I won’t try to repeat the story. I couldn’t do Craig justice.


But he did tell me the story had a moral – that if we start something, we have to finish it.


And I want to assure everybody here tonight, that is what our government intends to do.


We want to see more traditional owners protecting more of our land, supporting more Indigenous Rangers to live and work on country.


And we want to give you the resources you need to do that work.


In July this year, I announced our government’s funding for ten new IPAs, with Minister Burney.


And tonight, I am very happy to announce that our government will invest $160.5 million to ensure our First Nations can continue this critical work.


This will support Indigenous Australians to manage their existing IPAs.


Funding essential projects, like eradicating feral animals and weeds, recording and dating rock art, monitoring threatened species, cleaning up marine debris, and training new Indigenous Rangers.


This money will mean you can keep doing what you do best.


Conserving our land, protecting our water, maintaining that connection to Country.


IPAs now cover 87 million hectares of Australia’s land and over 5 million hectares of Sea Country – over fifty per cent of our national estate.


You are doing some heavy lifting to get us to our target of protecting thirty percent of Australia’s land and sea by the end of this decade.

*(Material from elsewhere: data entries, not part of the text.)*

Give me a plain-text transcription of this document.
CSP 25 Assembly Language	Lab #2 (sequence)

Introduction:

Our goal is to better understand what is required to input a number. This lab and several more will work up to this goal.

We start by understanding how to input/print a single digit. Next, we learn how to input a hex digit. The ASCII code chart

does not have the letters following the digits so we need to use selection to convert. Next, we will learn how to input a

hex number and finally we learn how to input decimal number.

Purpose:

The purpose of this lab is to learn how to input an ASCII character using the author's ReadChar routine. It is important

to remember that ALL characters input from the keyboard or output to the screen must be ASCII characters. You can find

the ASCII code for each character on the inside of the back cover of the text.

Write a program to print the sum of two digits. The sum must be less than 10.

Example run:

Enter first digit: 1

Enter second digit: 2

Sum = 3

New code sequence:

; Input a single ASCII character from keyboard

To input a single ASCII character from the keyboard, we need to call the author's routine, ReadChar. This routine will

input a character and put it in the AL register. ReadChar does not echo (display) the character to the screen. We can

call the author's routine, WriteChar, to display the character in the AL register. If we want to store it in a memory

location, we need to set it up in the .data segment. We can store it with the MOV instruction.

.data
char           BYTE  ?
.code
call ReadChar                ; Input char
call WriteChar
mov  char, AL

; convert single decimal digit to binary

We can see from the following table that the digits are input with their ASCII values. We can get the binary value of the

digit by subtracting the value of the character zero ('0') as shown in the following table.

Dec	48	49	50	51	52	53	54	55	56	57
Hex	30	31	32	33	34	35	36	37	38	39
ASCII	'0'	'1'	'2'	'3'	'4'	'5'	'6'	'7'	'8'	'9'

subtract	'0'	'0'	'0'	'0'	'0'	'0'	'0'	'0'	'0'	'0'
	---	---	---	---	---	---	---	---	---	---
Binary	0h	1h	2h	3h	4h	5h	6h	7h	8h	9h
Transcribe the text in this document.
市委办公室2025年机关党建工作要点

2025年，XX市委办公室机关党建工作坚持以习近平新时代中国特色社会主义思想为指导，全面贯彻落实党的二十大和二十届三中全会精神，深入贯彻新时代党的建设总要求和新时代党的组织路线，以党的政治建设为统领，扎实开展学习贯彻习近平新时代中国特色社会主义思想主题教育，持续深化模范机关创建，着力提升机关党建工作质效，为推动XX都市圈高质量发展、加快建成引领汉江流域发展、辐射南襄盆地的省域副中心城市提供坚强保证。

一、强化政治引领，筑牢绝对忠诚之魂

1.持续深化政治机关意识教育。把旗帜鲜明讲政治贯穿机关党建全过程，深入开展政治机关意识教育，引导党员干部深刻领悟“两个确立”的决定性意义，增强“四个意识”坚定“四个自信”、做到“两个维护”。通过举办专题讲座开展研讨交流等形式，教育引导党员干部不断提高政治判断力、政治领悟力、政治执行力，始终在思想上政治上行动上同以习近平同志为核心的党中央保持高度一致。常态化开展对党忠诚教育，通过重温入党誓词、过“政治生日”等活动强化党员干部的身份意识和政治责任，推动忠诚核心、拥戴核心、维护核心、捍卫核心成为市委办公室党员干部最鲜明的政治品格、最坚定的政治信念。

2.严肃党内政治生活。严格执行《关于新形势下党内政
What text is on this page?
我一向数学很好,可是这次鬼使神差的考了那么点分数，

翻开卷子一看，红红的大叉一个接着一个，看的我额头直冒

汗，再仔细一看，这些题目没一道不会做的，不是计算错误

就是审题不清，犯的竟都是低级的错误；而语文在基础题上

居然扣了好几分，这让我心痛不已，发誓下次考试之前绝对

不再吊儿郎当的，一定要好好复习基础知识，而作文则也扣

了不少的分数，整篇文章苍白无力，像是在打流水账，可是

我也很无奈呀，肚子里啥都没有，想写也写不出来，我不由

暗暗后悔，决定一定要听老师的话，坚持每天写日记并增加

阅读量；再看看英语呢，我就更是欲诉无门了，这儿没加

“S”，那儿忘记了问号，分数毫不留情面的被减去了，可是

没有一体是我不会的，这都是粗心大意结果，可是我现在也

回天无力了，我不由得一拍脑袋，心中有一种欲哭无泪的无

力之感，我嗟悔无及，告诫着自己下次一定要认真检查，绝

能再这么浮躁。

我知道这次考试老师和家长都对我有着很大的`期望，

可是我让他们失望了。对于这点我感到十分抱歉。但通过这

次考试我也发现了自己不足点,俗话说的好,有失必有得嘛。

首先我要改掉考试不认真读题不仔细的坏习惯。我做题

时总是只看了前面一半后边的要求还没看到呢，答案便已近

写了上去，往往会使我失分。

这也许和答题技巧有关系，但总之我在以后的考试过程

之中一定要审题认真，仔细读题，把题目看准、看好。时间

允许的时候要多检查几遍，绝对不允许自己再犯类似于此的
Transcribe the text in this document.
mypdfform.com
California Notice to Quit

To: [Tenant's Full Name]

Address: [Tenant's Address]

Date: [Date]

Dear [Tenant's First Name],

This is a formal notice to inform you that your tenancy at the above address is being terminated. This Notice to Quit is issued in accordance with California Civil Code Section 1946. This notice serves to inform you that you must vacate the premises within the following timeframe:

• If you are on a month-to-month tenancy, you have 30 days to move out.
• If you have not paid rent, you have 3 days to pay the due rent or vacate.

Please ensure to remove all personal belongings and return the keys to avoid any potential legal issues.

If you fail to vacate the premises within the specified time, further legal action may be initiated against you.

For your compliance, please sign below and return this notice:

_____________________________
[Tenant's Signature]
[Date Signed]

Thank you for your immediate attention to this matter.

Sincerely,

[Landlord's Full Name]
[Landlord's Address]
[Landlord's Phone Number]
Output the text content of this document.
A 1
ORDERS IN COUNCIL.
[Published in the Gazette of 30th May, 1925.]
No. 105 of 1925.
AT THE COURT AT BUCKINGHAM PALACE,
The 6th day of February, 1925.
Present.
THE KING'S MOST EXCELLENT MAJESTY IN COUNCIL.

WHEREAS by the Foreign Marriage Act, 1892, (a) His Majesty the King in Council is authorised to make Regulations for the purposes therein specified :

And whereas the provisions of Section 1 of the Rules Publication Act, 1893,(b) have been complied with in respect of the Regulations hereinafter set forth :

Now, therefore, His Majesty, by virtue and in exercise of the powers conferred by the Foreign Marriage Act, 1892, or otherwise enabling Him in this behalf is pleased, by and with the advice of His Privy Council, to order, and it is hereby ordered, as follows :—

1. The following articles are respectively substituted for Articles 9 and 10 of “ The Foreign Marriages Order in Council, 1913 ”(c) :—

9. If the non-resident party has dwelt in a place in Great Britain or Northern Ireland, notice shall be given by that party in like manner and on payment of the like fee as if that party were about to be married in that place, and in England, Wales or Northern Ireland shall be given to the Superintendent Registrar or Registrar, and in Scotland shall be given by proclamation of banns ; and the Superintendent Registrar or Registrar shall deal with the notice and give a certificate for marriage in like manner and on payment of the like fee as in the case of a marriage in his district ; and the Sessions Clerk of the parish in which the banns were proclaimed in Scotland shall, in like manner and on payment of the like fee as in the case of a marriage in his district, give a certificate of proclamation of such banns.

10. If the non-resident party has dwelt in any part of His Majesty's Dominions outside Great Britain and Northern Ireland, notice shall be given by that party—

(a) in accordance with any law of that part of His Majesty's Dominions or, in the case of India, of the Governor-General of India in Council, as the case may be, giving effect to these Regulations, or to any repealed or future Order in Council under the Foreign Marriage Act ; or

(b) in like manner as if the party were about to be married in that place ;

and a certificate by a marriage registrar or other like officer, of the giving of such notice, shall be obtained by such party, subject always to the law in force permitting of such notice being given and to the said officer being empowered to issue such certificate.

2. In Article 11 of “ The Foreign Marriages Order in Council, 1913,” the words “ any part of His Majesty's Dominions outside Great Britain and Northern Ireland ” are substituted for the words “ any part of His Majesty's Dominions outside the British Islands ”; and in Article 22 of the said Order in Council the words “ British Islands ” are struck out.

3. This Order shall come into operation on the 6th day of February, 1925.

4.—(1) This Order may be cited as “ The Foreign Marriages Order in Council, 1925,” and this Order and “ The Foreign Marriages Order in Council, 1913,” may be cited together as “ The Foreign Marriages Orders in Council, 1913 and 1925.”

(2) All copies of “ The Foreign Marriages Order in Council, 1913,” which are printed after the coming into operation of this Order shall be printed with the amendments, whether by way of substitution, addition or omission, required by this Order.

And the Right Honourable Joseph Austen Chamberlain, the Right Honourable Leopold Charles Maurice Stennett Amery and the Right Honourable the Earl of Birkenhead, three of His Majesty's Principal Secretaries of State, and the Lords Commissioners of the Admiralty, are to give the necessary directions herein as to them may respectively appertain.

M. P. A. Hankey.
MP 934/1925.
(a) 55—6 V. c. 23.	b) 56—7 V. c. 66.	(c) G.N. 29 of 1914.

And these numbers continue to grow.


I recently dedicated Australia’s 83rd and 84th IPA – managed by the Wik people and the Wuthathi people in Cape York.


Beautiful places, now managed by experts who love them.


The first IPA in the Flinders Ranges began with a simple idea:


That if we listened to First Nations people, that if we valued First Nations expertise, that if we empowered First Nations communities on the ground, we could protect Australia’s environment, while also supporting local jobs and economic development.


That has proven to be the case.


Wherever they're found, IPAs produce better outcomes.


That means stronger protection for native plants and animals, more employment for local people, greater economic opportunities for remote towns, and a more resilient connection to culture and history.


And with this latest round of funding, that will continue to go from strength to strength.


This is part of our government’s $231.5 million commitment to expand and improve the IPA program.


And it will be supported by our plan to double the number of Indigenous Rangers by the end of the decade.


We are also setting up our Nature Repair Market, which would provide an economic return for the kind of work you do on your IPAs.


We are so lucky in Australia to have the world’s most successful environmentalists to learn from.


In twenty five years, this program has changed the face of our country.


I have no doubt you will achieve all that and more in the next twenty five.


Congratulations and happy anniversary.